2024-08-06 –, Siena
The year 2023 was a record breaking year for cyber events. The continued threat of ransomware and increased data compromises for 2023 compared to records set in 2021 were in part due to zero-day attacks. Global widespread events such as Zero-day and cloud are becoming more prevalent. The cyber claims and risk environment are evolving, but the key themes remain. The headline costs are often just partial losses, many top companies have leveraged cyber risk models to quantify their potential risk. This session will show attendees what some of the costs are and how the risk environment is changing.
This session will give an update of and take an in-depth look at cyber events’ trend by time, industry, type and an evolving risk environment.
• Drastic increase in privacy events in 2023
o Emerging privacy regulations and claims
o Commonly alleged privacy violations
• Ransomware losses lessen, but severity and sophistication continues
• Update on some cost/severity components of cyber events such as
o Response costs
o Legal fees
o Ransom demand vs payment
o Regulatory environment
o Business interruption expenses
• Additional risk areas to consider:
o Supply chain
o Biometrics
o Pixel tracking
o Operational Technology (OT)
o Geopolitical risk
o Use of AI, personalization
• Recommended top cybersecurity controls
• Cyber events that cause business impact statistics
We’ll show the up-to-date trends and statistics of thousands of actual cyber events and claims from recent years. Ransomware statistics will be from our proprietary database of over 30,000 events since 2019, which includes data from insurance claims, licensed, and public sources.
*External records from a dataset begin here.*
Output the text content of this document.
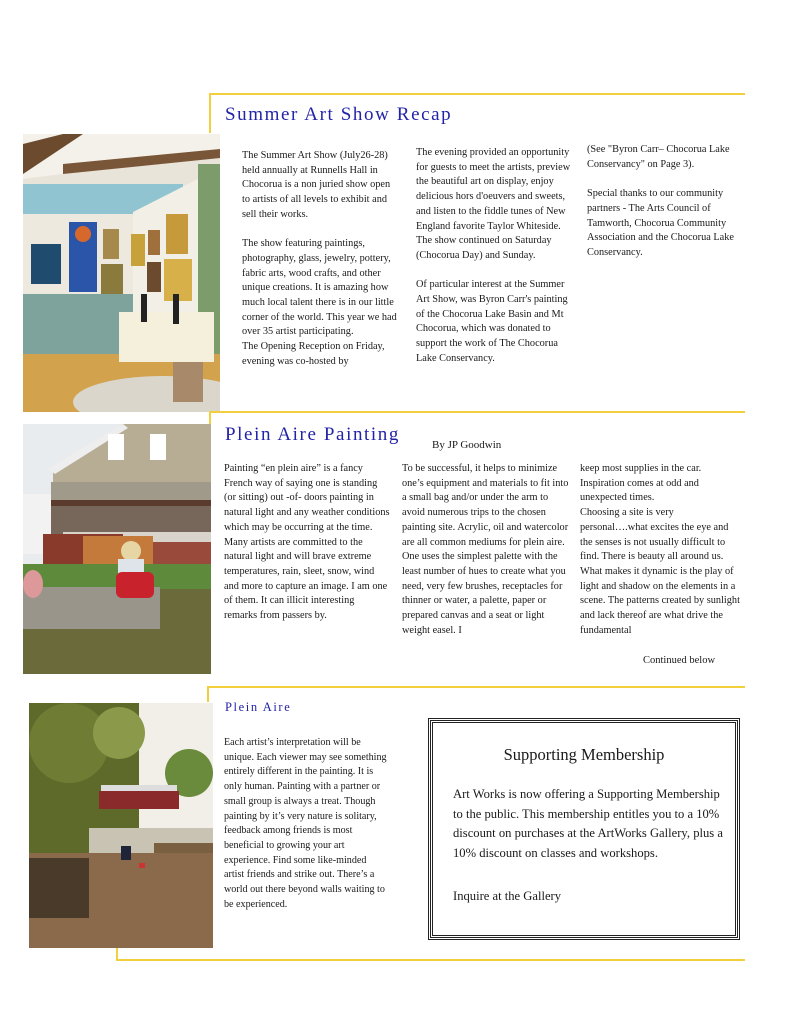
Summer Art Show Recap

The Summer Art Show (July26-28) held annually at Runnells Hall in Chocorua is a non juried show open to artists of all levels to exhibit and sell their works.

The show featuring paintings, photography, glass, jewelry, pottery, fabric arts, wood crafts, and other unique creations. It is amazing how much local talent there is in our little corner of the world. This year we had over 35 artist participating.

The Opening Reception on Friday, evening was co-hosted by

The evening provided an opportunity for guests to meet the artists, preview the beautiful art on display, enjoy delicious hors d'oeuvers and sweets, and listen to the fiddle tunes of New England favorite Taylor Whiteside. The show continued on Saturday (Chocorua Day) and Sunday.

Of particular interest at the Summer Art Show, was Byron Carr's painting of the Chocorua Lake Basin and Mt Chocorua, which was donated to support the work of The Chocorua Lake Conservancy.

(See "Byron Carr– Chocorua Lake Conservancy" on Page 3).

Special thanks to our community partners - The Arts Council of Tamworth, Chocorua Community Association and the Chocorua Lake Conservancy.

Plein Aire Painting	By JP Goodwin

Painting “en plein aire” is a fancy French way of saying one is standing (or sitting) out -of- doors painting in natural light and any weather conditions which may be occurring at the time.

Many artists are committed to the natural light and will brave extreme temperatures, rain, sleet, snow, wind and more to capture an image. I am one of them. It can illicit interesting remarks from passers by.

To be successful, it helps to minimize one’s equipment and materials to fit into a small bag and/or under the arm to avoid numerous trips to the chosen painting site. Acrylic, oil and watercolor are all common mediums for plein aire. One uses the simplest palette with the least number of hues to create what you need, very few brushes, receptacles for thinner or water, a palette, paper or prepared canvas and a seat or light weight easel. I

keep most supplies in the car. Inspiration comes at odd and unexpected times.

Choosing a site is very personal….what excites the eye and the senses is not usually difficult to find. There is beauty all around us. What makes it dynamic is the play of light and shadow on the elements in a scene. The patterns created by sunlight and lack thereof are what drive the fundamental

Continued below
Plein Aire

Each artist’s interpretation will be unique. Each viewer may see something entirely different in the painting. It is only human. Painting with a partner or small group is always a treat. Though painting by it’s very nature is solitary, feedback among friends is most beneficial to growing your art experience. Find some like-minded artist friends and strike out. There’s a world out there beyond walls waiting to be experienced.

Supporting Membership
Art Works is now offering a Supporting Membership to the public. This membership entitles you to a 10% discount on purchases at the ArtWorks Gallery, plus a 10% discount on classes and workshops.
Inquire at the Gallery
Marsh McLennan collects cybersecurity incidents and claims data from thousands of organizations in its client portfolio. There are different organization-dependent factors that contribute to the severity of cyber events. These include record counts and types in possession, industry, revenue, and cyber security controls.
Wendy is from Marsh McLennan Cyber Risk Intelligence Center. She specializes in data, data analytics, risk quantification models for all aspects of cyber. She designed and created the various cyber risk models for MMC as well as consulting on cyber risk quantification for clients from various industries since 2017.
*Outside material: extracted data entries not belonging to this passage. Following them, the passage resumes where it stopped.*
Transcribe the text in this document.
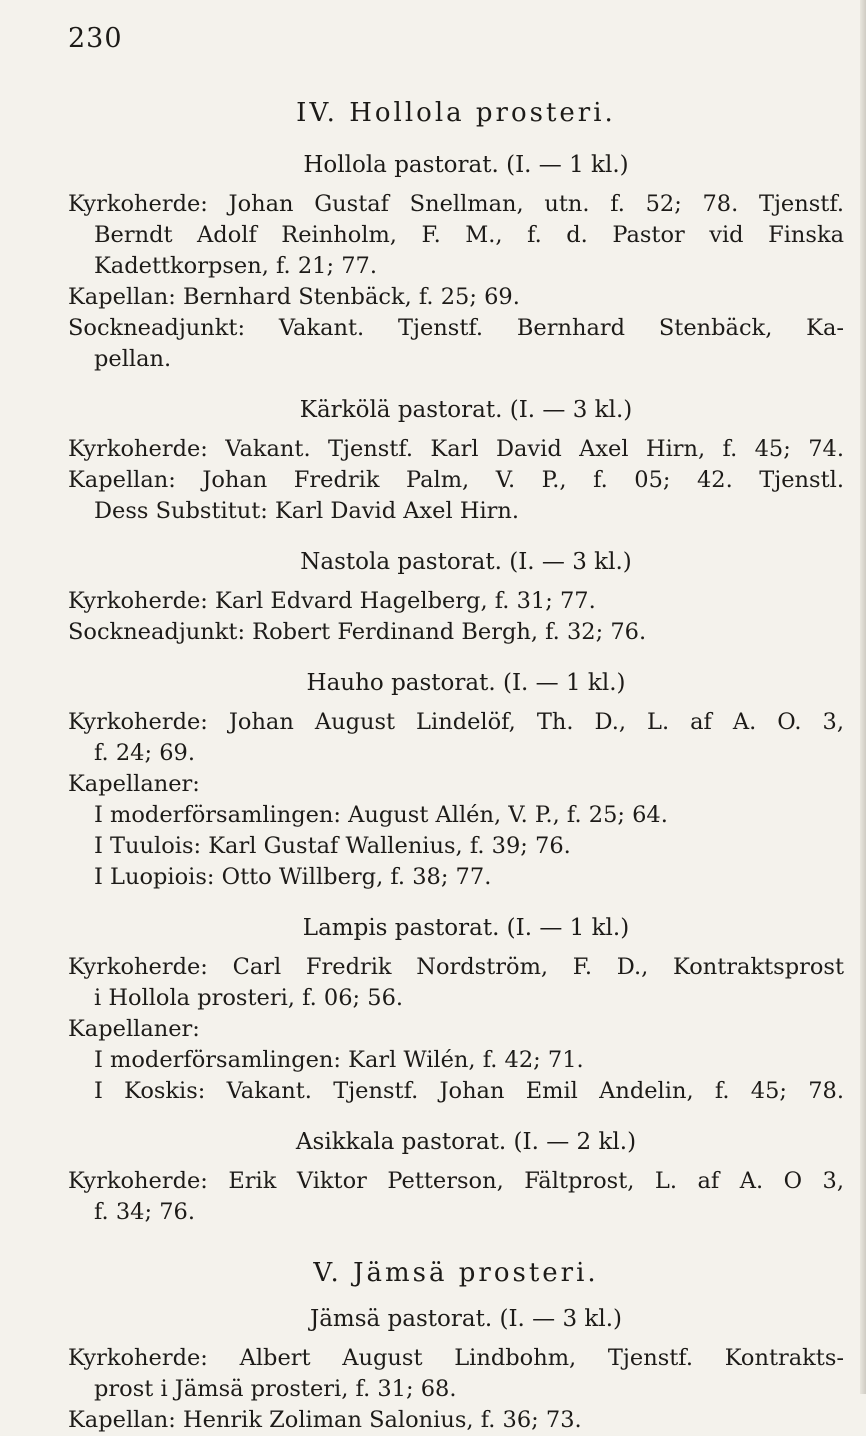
230
IV. Hollola prosteri.
Hollola pastorat. (I. — 1 kl.)
Kyrkoherde: Johan Gustaf Snellman, utn. f. 52; 78. Tjenstf.
Berndt Adolf Reinholm, F. M., f. d. Pastor vid Finska
Kadettkorpsen, f. 21; 77.
Kapellan: Bernhard Stenbäck, f. 25; 69.
Sockneadjunkt: Vakant. Tjenstf. Bernhard Stenbäck, Ka-
pellan.
Kärkölä pastorat. (I. — 3 kl.)
Kyrkoherde: Vakant. Tjenstf. Karl David Axel Hirn, f. 45; 74.
Kapellan: Johan Fredrik Palm, V. P., f. 05; 42. Tjenstl.
Dess Substitut: Karl David Axel Hirn.
Nastola pastorat. (I. — 3 kl.)
Kyrkoherde: Karl Edvard Hagelberg, f. 31; 77.
Sockneadjunkt: Robert Ferdinand Bergh, f. 32; 76.
Hauho pastorat. (I. — 1 kl.)
Kyrkoherde: Johan August Lindelöf, Th. D., L. af A. O. 3,
f. 24; 69.
Kapellaner:
I moderförsamlingen: August Allén, V. P., f. 25; 64.
I Tuulois: Karl Gustaf Wallenius, f. 39; 76.
I Luopiois: Otto Willberg, f. 38; 77.
Lampis pastorat. (I. — 1 kl.)
Kyrkoherde: Carl Fredrik Nordström, F. D., Kontraktsprost
i Hollola prosteri, f. 06; 56.
Kapellaner:
I moderförsamlingen: Karl Wilén, f. 42; 71.
I Koskis: Vakant. Tjenstf. Johan Emil Andelin, f. 45; 78.
Asikkala pastorat. (I. — 2 kl.)
Kyrkoherde: Erik Viktor Petterson, Fältprost, L. af A. O 3,
f. 34; 76.
V. Jämsä prosteri.
Jämsä pastorat. (I. — 3 kl.)
Kyrkoherde: Albert August Lindbohm, Tjenstf. Kontrakts-
prost i Jämsä prosteri, f. 31; 68.
Kapellan: Henrik Zoliman Salonius, f. 36; 73.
Wendy has over 30 years’ experience in the information technology industry, analytics, both in enterprise software, hardware and security. Like many others in the space, she began working in the area of cyber security more than 10 years ago to understand the financial impact of cyber breaches on businesses. Her skills in analytics and data science, combined with her understanding finance, technology and the nature of cyber breaches uniquely afford her the ability to quantify cyber risks.